The 2018 action film, ‘Hunter Killer,’ helmed by Gerard Butler, brings the story of its titular war submarine, USS Arkansas, on its assignment to execute a rescue mission that might just save the world from World War III. Under Captain Joe Glass’ command, the USS Arkansas traverses Russian territory following a coup that leaves the country’s President, Zakarin’s life in peril. In its journey, the American vessel and the military sailors aboard face numerous threats confronted with unprecedented waters.
Within the film, the USS Arkansas Submarine occupies similar significance as a character as others like Captain Glass, Andropov, or John Fisk. The submarine houses numerous lives within its precarious but sturdy walls while braving the harsh ocean and enemy fire. Thus, it proves its merit as the film’s namesake character. However, given the peculiar term used to define the submarine and its subsequent utilization in the film’s title, people must be curious about the origin behind the USS Arkansas’ title as a ‘Hunter Killer.’
Attack Submarines, AKA Hunter Killers
In the film ‘Hunter Killer,’ the USS Arkansas Submarine earns its eponymous classification due to its build as a U.S. Navy attack submarine. Such vessels are built to attack other vessels, be it merchant ships or warships that operate on the ocean surface or similar underwater submarine vessels. Since these submarines are used to sink other vessels— or, in other words, hunt them— they get their title as a hunter-killer after their served purpose.
The U.S. Navy attack submarines, in particular, are nuclear-powered and equipped with Tomahawk cruise missiles. These technical additions are included in the film’s rendition of the vessel and end up playing a crucial role in the story’s third act. Similarly, as depicted in the film, these submarines are usually employed for reconnaissance missions, battle group operation support, or participation in underwater warfare.
However, the one crucial difference that viewers can spot between real-life hunter-killers and the one presented in the film remains the gap in the magnitude of the distance involved in such missions. For the sake of the narrative, this detail was exaggerated and made more convenient on screen. Nevertheless, apart from such plot-driven differences, the film’s submarine and its mechanics remain true to reality.
USS Arkansas, the specific attack submarine depicted in the film, is modeled after a real-life U.S. Navy Attack Submarine, particularly the Virginia class vessel.
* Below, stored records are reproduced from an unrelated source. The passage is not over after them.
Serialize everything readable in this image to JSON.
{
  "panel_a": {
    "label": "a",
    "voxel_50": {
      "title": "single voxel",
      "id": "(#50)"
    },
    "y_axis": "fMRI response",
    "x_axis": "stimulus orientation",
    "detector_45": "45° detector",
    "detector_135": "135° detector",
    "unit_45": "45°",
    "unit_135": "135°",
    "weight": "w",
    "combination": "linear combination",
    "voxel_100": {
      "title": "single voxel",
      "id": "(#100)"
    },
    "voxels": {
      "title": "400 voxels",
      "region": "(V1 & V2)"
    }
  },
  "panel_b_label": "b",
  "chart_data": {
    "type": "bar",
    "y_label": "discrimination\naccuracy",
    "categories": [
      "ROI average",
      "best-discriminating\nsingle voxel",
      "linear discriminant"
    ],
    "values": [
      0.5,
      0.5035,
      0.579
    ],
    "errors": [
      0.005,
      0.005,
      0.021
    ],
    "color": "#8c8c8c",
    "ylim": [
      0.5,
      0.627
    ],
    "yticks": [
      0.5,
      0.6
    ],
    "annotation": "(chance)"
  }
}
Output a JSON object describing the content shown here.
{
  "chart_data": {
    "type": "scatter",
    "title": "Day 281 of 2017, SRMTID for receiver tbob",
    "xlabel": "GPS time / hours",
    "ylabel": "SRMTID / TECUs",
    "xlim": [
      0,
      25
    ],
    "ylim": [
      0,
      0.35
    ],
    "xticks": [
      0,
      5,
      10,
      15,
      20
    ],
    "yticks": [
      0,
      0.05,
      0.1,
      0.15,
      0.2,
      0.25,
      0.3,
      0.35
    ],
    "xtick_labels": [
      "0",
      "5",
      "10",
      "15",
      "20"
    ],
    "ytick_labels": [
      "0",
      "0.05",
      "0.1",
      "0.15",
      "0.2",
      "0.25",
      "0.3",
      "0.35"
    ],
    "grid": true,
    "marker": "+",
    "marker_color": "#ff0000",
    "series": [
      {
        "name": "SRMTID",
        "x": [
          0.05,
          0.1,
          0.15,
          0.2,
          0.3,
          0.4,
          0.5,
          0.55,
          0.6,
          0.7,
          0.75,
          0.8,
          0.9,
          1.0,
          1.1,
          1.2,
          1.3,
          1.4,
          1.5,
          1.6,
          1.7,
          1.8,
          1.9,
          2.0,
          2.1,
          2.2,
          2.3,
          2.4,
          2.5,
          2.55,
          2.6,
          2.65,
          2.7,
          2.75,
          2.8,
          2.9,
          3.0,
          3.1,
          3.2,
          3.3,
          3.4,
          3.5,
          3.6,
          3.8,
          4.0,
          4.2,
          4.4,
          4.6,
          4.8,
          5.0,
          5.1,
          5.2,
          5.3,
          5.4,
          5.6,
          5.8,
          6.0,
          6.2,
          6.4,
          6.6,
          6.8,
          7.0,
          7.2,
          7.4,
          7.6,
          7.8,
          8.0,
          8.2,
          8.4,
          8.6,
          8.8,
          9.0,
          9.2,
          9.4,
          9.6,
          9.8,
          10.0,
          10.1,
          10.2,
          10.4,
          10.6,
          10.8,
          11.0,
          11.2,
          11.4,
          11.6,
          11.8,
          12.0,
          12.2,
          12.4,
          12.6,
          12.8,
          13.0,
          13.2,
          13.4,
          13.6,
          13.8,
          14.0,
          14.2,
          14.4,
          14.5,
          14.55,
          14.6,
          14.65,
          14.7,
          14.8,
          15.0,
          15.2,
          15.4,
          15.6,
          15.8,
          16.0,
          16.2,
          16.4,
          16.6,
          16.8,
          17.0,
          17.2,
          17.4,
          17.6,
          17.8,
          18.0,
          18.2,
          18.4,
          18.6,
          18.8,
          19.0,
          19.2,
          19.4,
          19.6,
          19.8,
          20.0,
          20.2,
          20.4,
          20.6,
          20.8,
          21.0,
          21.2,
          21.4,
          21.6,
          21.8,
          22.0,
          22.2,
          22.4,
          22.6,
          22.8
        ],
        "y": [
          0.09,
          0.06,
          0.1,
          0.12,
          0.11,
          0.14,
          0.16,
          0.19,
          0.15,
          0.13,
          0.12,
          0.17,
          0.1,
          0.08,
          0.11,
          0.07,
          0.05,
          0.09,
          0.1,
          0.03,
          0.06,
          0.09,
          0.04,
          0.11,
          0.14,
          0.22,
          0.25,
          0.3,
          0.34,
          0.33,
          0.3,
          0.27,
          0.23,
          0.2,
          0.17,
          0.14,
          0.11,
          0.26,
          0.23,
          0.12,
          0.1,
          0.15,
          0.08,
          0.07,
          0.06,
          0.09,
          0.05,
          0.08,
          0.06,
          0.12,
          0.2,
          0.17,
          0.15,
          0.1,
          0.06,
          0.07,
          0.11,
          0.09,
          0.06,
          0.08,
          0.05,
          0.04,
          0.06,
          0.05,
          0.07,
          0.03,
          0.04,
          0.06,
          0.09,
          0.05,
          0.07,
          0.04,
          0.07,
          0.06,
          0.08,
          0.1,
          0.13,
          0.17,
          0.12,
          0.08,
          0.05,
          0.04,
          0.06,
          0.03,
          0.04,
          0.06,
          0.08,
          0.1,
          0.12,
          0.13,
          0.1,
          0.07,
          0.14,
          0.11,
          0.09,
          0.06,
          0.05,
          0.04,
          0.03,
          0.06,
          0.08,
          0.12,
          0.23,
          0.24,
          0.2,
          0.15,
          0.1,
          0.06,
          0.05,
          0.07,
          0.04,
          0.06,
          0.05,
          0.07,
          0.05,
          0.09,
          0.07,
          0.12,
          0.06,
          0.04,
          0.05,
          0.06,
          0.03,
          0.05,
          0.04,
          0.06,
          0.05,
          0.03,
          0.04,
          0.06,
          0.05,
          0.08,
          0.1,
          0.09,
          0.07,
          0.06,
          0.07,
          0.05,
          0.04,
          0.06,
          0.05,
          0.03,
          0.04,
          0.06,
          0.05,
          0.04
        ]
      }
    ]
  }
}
According to Butler, who essays the role of Captain Glass alongside occupying the producer role in the film‘s making, his on-screen vessel was, in fact, a duplicate of the Virginia-class submarine. “We got all the Navy engineers to work with our production department, and they spent a long time [perfecting the on-screen USS Arkansas model],” said Butler in a conversation with Robert Ebert.
“[So] It was a living, breathing environment that really came to life and was incredibly exhilarating,” the actor added. “You’re in this confined space, pretty much as exact a replica of the control room of Virginia-class sub as you could get, and I literally feel like our sub was about to go down, and we’re going to be hit.”
Therefore, given the significance of the USS Arkansas within the story, the vessel’s technical classification ends up lending itself to the film’s title. Yet, interestingly, the submarine’s mission ends up necessitating neither hunting nor killing. Instead, under Glass’ command, the vessel returns from its journey after besting its enemies through diplomacy and collaboration with the Russian government. As such, even though the hunter-killer submarine in the film faces many life-threatening situations, it remains a beacon of cooperation in a politically unstable situation.